28 November 2020

On the Aught


In Somerset Maughm’s The Razor’s Edge, protagonist Larry Darrell says, “A God that can be understood is no God”.

So, if there is Something that was before all Time, is now, and will be even after the end of Time, with Time here being defined as the lifespan of the current universe, it is beyond personhood, beyond being, beyond effability.  In other words, Something Eternal.  The word Aught, “A-U-G-H-T”, derives from two Old English words that in turn ultimately derive from two Proto-Indo-European words literally meaning “eternal thing”.  Since that’s about as nonspecific as possible, for purposes of the following set of conjectures, let’s call this Something Eternal “The Aught”.

The Aught has no name.  It has no need of a name.  Since it is the one and only Something, the one and only Eternal Thing, there is no other Something from which it needs distinguish itself.

The Aught produces yet claims no possession; it redeems yet requires no gratitude; it sustains yet exercises no authority.  It has no need of obedience, worship, prayer, praise, adoration, supplication, benediction, love, respect, or even acknowledgement.  It just is.

The Aught is both perpetual and ever-changing, flowing through and animating all that is throughout spacetime and beyond, transcendent yet immanent, metacosmic yet omnipresent, eternal yet omnitemporal.

The Aught is the Source of all that is, the Course shaping its formation, and the Force energizing its manifestation.  From our perspective, these are different things, but in reality they are One.

The Aught favors none; there is no Anointed One, no Chosen People, no Exceptional Nation, no Elect Species; not on Terra, not in the Milky Way, not in the entire Universe.

The Aught does not need us nor want anything from us; individual beings are too infinitesimal and ephemeral within the Universe for it to take much note.

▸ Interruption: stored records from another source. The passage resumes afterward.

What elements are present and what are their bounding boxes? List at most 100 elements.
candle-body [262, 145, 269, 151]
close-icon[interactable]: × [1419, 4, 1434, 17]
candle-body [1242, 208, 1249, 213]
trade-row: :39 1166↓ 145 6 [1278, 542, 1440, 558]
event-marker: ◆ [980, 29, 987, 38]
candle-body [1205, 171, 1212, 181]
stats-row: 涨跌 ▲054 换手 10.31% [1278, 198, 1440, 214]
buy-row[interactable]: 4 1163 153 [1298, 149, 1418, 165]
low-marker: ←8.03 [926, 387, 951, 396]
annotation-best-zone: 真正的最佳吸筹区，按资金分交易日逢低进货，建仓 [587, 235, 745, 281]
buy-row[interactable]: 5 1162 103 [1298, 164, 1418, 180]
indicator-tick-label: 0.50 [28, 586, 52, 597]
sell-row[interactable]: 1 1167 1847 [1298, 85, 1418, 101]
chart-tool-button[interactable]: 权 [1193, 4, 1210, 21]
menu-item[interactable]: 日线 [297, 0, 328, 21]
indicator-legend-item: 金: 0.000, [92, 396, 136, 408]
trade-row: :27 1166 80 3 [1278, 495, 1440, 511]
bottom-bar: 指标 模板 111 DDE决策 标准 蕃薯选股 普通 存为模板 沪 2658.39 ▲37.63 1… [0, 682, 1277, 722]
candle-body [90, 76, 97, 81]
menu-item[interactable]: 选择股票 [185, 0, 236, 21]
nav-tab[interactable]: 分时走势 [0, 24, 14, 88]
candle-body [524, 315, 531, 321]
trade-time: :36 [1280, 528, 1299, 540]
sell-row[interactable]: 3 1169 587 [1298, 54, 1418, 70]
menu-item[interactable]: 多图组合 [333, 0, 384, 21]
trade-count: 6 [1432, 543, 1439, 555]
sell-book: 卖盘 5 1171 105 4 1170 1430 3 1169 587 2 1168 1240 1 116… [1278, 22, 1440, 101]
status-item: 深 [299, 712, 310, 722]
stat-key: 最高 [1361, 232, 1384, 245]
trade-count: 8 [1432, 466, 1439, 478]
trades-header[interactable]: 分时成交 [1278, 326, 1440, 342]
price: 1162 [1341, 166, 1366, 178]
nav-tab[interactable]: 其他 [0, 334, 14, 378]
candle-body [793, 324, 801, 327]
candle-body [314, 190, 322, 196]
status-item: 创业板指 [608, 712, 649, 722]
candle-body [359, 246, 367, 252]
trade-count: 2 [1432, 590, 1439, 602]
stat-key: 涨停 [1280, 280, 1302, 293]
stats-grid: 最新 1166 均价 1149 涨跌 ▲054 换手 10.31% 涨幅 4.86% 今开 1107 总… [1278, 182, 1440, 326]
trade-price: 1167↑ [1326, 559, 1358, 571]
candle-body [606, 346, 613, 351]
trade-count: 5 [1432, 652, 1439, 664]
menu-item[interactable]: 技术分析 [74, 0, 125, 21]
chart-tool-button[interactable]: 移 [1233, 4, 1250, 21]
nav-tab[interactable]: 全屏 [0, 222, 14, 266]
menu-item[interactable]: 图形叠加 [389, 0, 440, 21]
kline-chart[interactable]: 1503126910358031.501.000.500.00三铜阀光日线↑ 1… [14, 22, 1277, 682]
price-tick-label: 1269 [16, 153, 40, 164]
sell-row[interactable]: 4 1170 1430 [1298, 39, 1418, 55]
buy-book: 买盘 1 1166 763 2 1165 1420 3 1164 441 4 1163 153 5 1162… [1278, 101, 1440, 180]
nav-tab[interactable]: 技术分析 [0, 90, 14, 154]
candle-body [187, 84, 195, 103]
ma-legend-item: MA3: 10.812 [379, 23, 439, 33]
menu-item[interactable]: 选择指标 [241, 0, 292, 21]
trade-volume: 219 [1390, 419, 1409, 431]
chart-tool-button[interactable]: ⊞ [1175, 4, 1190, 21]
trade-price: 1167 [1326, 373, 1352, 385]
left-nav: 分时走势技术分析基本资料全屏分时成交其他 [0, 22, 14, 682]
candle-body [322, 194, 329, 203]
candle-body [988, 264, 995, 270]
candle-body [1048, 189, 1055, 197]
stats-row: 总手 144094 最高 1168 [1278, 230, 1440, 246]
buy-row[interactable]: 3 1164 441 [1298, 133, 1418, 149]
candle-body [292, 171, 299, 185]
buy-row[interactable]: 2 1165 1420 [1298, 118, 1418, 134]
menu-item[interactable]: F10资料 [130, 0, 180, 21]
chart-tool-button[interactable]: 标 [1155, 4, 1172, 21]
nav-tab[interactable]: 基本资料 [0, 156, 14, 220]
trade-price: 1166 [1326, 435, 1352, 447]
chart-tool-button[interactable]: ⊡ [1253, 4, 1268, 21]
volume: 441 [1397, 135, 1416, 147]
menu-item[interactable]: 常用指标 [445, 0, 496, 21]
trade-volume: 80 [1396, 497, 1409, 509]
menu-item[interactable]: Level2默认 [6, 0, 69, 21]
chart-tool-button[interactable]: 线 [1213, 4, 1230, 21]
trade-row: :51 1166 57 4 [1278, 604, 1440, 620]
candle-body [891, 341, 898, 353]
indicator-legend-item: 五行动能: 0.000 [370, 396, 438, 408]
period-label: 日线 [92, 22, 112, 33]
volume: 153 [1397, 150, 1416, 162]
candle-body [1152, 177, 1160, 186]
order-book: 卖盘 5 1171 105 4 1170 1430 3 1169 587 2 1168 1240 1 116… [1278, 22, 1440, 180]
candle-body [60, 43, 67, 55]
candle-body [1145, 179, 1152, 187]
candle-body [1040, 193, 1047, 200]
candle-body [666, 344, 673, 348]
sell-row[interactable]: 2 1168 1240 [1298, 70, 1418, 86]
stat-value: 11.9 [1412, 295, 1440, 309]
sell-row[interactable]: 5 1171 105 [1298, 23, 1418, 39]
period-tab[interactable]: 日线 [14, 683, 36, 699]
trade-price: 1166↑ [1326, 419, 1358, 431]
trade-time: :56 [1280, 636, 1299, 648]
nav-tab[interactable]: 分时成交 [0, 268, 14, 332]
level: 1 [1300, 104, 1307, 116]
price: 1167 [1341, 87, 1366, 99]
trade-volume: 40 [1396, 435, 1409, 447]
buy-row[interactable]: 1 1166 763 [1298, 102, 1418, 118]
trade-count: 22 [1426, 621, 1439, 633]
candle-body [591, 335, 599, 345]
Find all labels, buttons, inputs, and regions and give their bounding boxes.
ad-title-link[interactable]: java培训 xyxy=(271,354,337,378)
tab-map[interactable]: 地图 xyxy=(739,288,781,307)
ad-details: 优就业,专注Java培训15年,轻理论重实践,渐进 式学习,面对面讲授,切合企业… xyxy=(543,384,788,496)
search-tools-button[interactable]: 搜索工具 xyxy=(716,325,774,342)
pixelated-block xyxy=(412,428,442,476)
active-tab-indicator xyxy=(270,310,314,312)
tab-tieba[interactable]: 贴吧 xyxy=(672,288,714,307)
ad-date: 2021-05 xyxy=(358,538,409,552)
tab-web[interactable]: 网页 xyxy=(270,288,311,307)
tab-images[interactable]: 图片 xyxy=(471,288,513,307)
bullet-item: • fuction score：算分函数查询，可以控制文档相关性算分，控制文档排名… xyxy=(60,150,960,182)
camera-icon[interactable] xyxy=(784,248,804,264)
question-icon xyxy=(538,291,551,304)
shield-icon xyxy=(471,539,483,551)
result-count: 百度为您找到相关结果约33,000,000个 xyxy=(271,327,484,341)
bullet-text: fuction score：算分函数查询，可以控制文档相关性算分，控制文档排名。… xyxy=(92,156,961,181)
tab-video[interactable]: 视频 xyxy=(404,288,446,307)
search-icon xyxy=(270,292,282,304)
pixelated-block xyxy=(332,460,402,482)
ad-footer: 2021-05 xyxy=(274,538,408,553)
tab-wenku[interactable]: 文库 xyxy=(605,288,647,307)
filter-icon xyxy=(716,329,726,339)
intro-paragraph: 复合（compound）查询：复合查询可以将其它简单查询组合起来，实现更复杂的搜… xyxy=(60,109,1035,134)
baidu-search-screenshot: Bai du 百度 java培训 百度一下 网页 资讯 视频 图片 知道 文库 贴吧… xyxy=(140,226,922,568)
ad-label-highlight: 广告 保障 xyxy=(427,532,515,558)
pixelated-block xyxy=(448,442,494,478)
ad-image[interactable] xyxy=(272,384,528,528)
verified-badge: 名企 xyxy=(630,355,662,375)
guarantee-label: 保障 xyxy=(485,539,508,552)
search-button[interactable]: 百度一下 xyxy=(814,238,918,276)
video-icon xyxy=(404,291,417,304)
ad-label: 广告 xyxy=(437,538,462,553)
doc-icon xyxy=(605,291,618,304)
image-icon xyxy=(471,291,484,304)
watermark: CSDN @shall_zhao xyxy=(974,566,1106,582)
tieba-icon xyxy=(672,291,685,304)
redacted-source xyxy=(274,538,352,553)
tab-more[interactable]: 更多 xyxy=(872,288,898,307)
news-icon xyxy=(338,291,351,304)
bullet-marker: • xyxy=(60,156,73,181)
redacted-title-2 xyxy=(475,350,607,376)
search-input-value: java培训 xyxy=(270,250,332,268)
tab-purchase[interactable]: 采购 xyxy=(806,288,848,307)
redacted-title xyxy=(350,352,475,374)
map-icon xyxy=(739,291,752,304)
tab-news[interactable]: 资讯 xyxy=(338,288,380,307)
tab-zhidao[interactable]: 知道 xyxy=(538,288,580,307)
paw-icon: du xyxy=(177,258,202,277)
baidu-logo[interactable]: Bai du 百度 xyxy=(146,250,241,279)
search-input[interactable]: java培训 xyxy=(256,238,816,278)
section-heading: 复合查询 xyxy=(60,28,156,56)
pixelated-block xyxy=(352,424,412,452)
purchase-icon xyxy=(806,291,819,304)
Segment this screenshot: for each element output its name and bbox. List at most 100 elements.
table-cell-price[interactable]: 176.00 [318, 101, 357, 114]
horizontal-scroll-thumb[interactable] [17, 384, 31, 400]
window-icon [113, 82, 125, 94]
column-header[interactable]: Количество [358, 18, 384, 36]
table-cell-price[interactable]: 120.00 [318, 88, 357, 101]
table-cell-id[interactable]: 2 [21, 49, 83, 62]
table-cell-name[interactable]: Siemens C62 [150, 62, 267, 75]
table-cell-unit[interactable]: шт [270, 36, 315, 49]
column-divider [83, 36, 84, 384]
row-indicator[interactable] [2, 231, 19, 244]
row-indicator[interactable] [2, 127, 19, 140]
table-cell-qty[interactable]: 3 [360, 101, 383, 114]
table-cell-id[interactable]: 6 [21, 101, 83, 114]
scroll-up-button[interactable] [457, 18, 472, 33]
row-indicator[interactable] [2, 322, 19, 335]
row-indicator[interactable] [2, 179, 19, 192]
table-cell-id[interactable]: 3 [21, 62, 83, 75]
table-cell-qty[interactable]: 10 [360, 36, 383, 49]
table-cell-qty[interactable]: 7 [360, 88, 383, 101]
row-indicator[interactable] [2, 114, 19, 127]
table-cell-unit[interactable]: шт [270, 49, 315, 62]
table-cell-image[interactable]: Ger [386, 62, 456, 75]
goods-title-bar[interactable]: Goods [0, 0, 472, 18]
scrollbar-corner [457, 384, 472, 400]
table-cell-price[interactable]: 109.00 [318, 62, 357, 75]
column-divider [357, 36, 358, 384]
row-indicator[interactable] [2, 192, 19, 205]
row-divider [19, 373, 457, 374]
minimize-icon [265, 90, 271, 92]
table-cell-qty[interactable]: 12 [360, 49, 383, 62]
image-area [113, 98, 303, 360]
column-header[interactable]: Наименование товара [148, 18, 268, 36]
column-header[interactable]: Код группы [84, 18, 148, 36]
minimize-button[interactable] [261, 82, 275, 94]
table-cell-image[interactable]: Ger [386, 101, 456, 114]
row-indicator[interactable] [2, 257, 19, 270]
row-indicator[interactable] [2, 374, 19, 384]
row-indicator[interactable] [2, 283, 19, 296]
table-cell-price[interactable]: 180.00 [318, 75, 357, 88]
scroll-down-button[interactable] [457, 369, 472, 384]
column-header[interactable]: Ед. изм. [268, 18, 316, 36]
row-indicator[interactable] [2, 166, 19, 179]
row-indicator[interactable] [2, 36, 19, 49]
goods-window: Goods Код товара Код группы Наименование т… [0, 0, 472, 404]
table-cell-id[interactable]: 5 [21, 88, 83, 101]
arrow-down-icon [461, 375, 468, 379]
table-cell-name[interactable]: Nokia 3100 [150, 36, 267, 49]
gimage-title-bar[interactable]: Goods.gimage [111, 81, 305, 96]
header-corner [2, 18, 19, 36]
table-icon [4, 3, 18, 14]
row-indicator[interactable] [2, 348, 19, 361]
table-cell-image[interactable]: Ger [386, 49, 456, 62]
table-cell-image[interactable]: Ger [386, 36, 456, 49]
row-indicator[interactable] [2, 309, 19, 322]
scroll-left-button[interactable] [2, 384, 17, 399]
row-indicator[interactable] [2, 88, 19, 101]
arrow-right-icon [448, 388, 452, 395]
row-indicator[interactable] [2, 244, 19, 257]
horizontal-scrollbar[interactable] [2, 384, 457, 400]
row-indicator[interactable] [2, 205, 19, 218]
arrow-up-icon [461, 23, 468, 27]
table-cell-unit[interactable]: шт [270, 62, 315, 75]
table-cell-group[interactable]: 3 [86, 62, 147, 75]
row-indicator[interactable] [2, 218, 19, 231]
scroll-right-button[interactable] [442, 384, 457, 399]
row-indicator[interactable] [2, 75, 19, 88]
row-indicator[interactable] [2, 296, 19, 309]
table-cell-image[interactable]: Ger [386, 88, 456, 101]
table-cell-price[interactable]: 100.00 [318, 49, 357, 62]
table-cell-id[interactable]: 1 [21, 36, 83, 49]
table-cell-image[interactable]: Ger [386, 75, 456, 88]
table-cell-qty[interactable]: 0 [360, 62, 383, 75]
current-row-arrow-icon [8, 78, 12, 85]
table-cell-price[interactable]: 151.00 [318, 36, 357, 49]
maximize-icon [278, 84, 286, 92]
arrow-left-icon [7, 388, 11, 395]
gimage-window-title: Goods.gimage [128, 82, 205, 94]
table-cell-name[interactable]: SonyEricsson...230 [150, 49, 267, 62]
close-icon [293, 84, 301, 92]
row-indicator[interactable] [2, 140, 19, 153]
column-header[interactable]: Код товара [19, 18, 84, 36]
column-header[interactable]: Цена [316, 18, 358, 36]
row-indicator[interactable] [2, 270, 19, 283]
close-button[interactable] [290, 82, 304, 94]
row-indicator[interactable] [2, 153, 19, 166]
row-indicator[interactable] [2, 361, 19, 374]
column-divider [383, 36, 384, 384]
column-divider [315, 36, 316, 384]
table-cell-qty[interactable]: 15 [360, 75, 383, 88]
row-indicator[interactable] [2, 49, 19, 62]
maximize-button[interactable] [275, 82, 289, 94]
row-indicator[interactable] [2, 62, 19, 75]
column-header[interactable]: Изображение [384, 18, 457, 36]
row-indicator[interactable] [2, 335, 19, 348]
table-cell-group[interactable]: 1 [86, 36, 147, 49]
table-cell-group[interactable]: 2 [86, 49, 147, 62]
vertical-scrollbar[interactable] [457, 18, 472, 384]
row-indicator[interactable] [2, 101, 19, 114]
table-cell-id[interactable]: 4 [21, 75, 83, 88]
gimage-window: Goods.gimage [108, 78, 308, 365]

The Aught is neither male nor female.  It does not take sides, nor have sides.  From it emanate both light and dark, good and evil, order and chaos, yin and yang, life and death, integrity and entropy, creation and destruction, everything and nothing.  Each of those antitheses is defined by its opposite.  Without their counterpoints, none of them can exist, and the fact that those opposites exist in competition with each other is what give us choice, the choice which is the definition of freedom.